More on the mercenaries on the flotilla...
Yet more evidence that Israel was right...
On Thursday, S. sat down with The Jerusalem Post at the Shayetet’s base in northern Israel for an exclusive interview, during which he described the dramatic events aboard the Mavi Marmara on Monday; he is being considered for a medal of valor.
“When I hit the deck, I was immediately attacked by people with bats, metal pipes and axes,” S. told the Post. “These were without a doubt terrorists. I could see the murderous rage in their eyes and that they were coming to kill us.”
S. does not look like a hero. Well-built, like all commandos in the Shayetet, he is also soft-spoken and stingy with words, but his commander Lt.-Col. T. fills in the blanks.
“S. did a remarkable job,” T. said. “He stabilized the situation and succeeded in hitting six of the terrorists.”
Based on preliminary results of its investigation into the navy’s takeover of the Mavi Marmara, which ended with nine dead passengers and more than 30 wounded, the IDF said on Thursday that the commandos were attacked by a well-trained group of mercenaries, most of whom were found without IDs but with thousands of dollars in their pockets.

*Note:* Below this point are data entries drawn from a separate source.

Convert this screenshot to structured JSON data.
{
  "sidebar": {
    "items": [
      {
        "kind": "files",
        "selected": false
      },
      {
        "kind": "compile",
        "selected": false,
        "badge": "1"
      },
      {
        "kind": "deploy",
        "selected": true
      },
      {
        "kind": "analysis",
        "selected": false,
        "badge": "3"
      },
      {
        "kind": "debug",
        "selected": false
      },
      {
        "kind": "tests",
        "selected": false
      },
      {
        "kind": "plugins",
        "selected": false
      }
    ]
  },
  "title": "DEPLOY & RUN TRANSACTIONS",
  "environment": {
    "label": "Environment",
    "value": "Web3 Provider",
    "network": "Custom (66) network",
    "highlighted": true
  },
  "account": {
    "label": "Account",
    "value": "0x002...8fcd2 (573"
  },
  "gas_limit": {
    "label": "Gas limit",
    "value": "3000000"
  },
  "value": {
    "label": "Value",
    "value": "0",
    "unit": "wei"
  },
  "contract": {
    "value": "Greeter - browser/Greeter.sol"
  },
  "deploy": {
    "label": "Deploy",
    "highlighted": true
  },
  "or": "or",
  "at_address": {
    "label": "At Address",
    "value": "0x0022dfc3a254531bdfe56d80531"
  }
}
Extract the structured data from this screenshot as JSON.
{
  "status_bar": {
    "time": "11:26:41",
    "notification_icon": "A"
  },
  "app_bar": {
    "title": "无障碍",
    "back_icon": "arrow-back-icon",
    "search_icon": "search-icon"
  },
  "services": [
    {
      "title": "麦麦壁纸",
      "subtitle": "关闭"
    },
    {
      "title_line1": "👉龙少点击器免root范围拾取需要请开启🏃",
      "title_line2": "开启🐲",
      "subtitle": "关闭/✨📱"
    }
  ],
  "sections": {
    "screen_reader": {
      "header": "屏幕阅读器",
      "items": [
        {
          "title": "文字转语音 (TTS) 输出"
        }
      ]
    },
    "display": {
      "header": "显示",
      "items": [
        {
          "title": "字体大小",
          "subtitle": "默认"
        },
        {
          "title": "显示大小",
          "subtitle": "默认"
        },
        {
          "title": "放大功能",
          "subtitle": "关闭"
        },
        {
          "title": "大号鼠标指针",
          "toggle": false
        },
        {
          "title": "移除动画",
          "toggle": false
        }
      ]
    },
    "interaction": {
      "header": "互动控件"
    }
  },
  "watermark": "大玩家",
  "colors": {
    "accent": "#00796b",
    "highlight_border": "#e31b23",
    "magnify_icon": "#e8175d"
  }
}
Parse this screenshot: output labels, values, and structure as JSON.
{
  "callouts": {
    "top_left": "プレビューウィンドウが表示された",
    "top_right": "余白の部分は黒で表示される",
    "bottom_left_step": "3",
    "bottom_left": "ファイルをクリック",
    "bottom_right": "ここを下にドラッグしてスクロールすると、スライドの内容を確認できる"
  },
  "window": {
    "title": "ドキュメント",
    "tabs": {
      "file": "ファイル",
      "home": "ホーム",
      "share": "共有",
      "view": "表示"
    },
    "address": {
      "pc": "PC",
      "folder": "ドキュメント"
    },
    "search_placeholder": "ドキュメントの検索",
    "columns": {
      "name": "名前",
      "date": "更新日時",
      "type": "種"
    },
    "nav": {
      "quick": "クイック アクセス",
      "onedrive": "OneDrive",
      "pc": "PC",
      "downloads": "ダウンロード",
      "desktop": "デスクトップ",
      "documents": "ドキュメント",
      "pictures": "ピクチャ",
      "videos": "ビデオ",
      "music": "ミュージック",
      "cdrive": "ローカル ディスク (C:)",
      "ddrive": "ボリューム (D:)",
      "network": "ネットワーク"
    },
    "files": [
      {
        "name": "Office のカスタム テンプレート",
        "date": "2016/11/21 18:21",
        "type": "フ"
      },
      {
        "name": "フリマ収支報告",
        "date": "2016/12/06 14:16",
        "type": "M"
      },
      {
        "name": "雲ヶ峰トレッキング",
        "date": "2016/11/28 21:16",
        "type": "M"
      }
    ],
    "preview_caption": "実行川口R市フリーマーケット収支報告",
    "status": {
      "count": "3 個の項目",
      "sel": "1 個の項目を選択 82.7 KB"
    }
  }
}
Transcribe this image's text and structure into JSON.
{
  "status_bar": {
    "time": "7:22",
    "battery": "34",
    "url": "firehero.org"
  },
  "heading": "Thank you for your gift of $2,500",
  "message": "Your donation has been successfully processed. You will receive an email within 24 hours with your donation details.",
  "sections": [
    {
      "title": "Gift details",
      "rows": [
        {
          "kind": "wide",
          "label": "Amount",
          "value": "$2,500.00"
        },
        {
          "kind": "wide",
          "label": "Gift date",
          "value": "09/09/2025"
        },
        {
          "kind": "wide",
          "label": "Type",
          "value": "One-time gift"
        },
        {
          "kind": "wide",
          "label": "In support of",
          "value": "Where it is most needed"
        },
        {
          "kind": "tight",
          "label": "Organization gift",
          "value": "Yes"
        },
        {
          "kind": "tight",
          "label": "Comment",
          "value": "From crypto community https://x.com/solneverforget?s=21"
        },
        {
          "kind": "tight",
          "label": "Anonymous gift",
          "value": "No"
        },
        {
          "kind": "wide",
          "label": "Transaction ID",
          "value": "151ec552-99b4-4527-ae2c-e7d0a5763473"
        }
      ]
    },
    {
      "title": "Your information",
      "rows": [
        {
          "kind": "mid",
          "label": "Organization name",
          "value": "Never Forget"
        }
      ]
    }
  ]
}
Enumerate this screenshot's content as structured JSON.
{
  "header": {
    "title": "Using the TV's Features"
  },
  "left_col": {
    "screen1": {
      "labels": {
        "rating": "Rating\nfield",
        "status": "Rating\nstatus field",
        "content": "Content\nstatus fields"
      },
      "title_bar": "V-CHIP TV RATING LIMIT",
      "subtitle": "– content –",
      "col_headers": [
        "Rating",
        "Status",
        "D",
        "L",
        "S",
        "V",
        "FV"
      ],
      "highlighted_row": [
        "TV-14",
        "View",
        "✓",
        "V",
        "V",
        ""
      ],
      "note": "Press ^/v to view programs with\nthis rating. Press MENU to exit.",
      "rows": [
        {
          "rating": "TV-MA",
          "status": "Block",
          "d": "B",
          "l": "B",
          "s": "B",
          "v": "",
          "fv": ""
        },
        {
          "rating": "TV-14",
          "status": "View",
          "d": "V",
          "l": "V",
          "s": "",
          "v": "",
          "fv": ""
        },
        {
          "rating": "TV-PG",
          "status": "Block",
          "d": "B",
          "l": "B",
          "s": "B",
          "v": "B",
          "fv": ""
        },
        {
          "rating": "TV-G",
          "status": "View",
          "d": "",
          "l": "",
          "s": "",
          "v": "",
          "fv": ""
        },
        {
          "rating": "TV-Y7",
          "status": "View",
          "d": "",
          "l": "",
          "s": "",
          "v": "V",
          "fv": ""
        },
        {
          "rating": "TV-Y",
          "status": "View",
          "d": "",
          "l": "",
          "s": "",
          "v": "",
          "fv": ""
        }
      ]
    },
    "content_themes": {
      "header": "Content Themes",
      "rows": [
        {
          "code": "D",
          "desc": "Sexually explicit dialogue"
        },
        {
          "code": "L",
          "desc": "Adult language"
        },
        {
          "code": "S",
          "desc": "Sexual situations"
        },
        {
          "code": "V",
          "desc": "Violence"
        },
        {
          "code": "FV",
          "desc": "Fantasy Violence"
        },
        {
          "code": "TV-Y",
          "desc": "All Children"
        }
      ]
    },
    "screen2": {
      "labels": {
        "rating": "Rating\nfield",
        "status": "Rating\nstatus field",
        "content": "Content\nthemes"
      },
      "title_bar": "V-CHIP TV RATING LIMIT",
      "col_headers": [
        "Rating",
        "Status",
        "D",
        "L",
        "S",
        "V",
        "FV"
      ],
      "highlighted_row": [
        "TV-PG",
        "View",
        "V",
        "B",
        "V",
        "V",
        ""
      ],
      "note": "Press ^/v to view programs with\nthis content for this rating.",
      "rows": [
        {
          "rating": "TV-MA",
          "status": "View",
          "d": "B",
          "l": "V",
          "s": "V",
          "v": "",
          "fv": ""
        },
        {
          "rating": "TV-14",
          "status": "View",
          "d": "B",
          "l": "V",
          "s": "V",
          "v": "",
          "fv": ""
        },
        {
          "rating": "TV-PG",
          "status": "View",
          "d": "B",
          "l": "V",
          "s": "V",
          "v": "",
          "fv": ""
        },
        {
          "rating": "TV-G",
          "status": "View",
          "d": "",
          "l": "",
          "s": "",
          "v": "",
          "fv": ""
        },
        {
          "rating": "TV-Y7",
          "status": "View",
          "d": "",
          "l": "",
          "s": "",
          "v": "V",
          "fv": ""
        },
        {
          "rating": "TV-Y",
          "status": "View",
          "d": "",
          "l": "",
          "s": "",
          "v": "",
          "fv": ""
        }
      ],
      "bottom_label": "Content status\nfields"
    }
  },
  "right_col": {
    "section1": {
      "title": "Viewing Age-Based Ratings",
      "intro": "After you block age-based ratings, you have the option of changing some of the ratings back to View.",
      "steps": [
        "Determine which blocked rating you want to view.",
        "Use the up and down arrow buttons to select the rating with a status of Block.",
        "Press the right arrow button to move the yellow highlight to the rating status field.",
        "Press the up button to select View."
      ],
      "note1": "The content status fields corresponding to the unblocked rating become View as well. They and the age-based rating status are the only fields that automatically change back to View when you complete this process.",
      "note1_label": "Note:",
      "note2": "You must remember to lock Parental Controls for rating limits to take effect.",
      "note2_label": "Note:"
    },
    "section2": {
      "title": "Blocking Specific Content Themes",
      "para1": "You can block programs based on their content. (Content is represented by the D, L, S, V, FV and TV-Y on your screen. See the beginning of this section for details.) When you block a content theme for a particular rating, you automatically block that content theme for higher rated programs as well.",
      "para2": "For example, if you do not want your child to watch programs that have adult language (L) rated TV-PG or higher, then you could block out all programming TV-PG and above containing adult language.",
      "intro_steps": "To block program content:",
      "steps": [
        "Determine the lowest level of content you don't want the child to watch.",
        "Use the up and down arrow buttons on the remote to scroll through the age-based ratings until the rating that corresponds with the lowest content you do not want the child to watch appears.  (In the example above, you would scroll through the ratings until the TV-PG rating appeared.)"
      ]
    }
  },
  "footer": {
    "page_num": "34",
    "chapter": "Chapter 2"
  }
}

The group was well trained and was split into a number of squads of about 20 mercenaries each distributed throughout the upper deck, the IDF said. All of the mercenaries wore gas masks and ceramic bulletproof vests and were armed with either bats, slingshots, metal bars, knives or stun grenades.
The IDF’s understanding is that the mercenaries mainly chose dual-purpose items of this sort rather than guns, since opening fire would have made it blatantly clear that they were terrorists and not so-called peace activists.
Nevertheless, the IDF suspects that the group did have some guns of its own. Israeli forensic experts who examined the ship found casings belonging to a weapon that was not used by the commandos, and the Turkish captain of the ship later told the IDF that the “mercenaries” threw their weapons overboard after the commandos took control of the vessel.
T. said he realized the group they were facing was well-trained and likely ex-military after the commandos threw a number of stun grenades and fired warning shots before rappelling down onto the deck. “They didn’t even flinch,” he said. “Regular people would move.”
Each squad of the “mercenaries” was equipped with a Motorola communication device, the IDF said, so they could pass information to one another. Assessments in the defense establishment are that members of the group were affiliated with international global jihad elements and had undergone training in places like Afghanistan and Pakistan.
S. on Thursday downplayed his involvement in the operation. “I did what I was trained to do and now I move on,” he said.
In contrast to earlier reports, the commandos said that they began using their weapons within a minute and a half after boarding the ship, due to the extreme violence they faced. One of the reasons S. pulled out his gun right after landing on the ship was because one of the mercenaries was pointing a pistol, snatched from one of the commandos, at another commando’s head.